Identificada una nueva vía de regulación en la reparación de roturas de doble cadena en el ADN de células humanas

Guillermo Sastre-Moreno1 y Jose F. Ruiz2

1. Centro de Biología Molecular “Severo Ochoa, Universidad Autónoma de MadridCSIC, Madrid, España

2. Departamento de Bioquímica Vegetal y Biología Molecular, Universidad de Sevilla, España

 

Las roturas de doble cadena en el ADN son una de las lesiones más peligrosas para las células humanas. Imagen: National Institute of Mental Health (EEUU).

Las roturas de doble cadena en el ADN (DSBs, del inglés double strand breaks) representan una de las lesiones más peligrosas para las células humanas, ya que pueden provocar su muerte o generar reordenamientos cromosómicos que inicien o contribuyan al desarrollo tumoral. Cuando las roturas afectan al ADN nuclear, las células humanas activan una respuesta coordinada que incluye tanto la reparación de la lesión producida como el control del ciclo celular durante ese proceso de reparación (Ciccia, 2010).
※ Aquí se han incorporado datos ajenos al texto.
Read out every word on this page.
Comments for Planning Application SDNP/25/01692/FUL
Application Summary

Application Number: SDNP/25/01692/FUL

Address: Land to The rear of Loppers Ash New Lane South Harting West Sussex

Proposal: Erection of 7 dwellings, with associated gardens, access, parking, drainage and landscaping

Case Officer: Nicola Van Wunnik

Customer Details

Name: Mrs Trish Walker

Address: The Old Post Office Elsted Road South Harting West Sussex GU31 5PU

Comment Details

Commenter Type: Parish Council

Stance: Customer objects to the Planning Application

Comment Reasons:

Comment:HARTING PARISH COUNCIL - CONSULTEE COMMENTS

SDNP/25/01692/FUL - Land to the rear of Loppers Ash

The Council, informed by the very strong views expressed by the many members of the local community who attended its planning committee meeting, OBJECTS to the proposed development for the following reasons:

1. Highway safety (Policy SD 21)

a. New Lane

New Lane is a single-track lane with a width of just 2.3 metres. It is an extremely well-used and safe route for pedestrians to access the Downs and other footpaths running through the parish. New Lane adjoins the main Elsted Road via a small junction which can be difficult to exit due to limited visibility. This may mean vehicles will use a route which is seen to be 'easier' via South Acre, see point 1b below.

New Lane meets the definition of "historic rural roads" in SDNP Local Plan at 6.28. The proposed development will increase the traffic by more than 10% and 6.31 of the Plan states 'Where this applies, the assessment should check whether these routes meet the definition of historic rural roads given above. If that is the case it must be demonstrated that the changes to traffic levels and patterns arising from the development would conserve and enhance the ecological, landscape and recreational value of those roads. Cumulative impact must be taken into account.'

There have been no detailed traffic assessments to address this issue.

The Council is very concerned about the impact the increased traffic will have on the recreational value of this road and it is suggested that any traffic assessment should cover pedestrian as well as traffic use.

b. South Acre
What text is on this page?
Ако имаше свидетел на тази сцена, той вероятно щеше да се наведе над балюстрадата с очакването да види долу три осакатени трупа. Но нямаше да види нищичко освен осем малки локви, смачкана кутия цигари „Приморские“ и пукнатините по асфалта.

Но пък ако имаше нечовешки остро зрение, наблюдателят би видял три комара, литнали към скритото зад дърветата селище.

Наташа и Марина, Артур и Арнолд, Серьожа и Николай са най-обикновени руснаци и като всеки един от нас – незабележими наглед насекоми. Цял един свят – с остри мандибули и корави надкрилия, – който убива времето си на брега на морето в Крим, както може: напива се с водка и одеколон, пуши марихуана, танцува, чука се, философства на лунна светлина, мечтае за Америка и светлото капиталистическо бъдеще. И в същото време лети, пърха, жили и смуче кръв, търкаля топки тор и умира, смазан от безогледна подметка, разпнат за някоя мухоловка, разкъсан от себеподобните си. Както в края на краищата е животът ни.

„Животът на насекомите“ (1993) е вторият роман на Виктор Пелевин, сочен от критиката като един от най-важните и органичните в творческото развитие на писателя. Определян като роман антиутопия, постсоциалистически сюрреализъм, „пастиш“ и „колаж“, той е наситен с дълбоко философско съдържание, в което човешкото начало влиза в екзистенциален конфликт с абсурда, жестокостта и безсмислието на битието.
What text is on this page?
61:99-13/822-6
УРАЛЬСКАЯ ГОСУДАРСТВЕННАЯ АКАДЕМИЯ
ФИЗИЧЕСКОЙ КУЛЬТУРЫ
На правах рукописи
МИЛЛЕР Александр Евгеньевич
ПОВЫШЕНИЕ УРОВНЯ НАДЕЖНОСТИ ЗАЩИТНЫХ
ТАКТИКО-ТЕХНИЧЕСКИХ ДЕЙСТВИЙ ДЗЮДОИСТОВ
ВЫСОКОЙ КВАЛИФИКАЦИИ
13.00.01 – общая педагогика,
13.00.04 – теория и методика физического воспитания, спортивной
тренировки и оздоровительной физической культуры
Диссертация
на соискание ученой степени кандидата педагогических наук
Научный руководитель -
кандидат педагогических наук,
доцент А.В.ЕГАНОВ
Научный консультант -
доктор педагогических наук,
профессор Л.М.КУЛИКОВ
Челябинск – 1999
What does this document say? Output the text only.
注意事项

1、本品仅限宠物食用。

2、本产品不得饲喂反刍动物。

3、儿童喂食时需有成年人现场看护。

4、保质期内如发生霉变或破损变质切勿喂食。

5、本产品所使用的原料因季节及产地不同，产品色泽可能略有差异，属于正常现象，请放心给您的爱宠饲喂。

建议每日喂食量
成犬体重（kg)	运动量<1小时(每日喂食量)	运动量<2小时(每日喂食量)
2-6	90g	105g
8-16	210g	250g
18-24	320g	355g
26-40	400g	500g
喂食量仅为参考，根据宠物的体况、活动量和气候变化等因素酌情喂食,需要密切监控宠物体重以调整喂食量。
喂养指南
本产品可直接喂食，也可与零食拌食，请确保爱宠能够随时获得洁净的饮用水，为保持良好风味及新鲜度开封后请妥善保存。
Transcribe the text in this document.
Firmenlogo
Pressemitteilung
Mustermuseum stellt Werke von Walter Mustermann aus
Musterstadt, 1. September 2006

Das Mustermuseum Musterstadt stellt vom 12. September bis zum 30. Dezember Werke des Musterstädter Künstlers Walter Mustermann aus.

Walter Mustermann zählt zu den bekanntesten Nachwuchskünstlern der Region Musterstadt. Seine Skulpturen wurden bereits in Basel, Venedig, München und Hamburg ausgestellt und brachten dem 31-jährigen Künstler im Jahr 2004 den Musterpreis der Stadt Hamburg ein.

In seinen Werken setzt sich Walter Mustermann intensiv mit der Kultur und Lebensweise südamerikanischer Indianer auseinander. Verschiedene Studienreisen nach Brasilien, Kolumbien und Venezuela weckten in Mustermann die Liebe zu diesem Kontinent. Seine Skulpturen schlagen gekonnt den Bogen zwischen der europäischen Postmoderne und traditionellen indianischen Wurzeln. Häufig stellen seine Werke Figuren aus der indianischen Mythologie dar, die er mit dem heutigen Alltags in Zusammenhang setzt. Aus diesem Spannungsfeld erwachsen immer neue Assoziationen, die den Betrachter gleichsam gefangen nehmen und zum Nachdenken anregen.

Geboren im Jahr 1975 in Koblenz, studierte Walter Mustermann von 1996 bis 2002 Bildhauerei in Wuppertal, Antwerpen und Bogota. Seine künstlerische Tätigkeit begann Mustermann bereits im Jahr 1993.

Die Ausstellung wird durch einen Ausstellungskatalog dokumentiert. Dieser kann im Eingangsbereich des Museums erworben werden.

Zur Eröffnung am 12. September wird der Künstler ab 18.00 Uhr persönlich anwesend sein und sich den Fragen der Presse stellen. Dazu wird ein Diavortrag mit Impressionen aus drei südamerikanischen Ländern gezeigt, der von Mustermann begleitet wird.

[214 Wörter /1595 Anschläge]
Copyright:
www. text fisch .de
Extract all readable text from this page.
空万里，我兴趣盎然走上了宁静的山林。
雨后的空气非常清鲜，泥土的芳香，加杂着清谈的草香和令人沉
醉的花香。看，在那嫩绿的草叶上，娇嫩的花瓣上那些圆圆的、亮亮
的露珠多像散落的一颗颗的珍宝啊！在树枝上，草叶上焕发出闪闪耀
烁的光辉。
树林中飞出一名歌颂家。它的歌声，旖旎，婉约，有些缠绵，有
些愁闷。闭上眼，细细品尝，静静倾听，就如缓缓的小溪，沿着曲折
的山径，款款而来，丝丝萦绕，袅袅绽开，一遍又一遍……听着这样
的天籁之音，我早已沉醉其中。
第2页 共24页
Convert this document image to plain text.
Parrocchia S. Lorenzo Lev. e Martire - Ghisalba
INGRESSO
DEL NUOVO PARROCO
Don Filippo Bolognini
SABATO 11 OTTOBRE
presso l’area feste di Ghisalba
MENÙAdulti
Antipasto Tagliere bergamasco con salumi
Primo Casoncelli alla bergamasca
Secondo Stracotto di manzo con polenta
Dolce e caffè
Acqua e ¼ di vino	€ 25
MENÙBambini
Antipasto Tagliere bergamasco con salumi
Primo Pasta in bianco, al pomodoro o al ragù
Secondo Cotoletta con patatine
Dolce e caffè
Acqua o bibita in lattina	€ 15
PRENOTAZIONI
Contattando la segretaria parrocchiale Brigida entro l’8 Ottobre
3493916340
La proteína ATM, que recibe su nombre de la enfermedad que provoca cuando sufre determinadas mutaciones (Ataxia-Telangiectasia Mutated), es la piedra angular de esta respuesta a las DSBs en el ADN. ATM es una proteína esencial para la célula que se encarga de regular la respuesta celular al daño, modificando mediante fosforilación a toda una batería de proteínas especializadas de las que, a día de hoy, se han identificado más de cincuenta (Shiloh, 2013).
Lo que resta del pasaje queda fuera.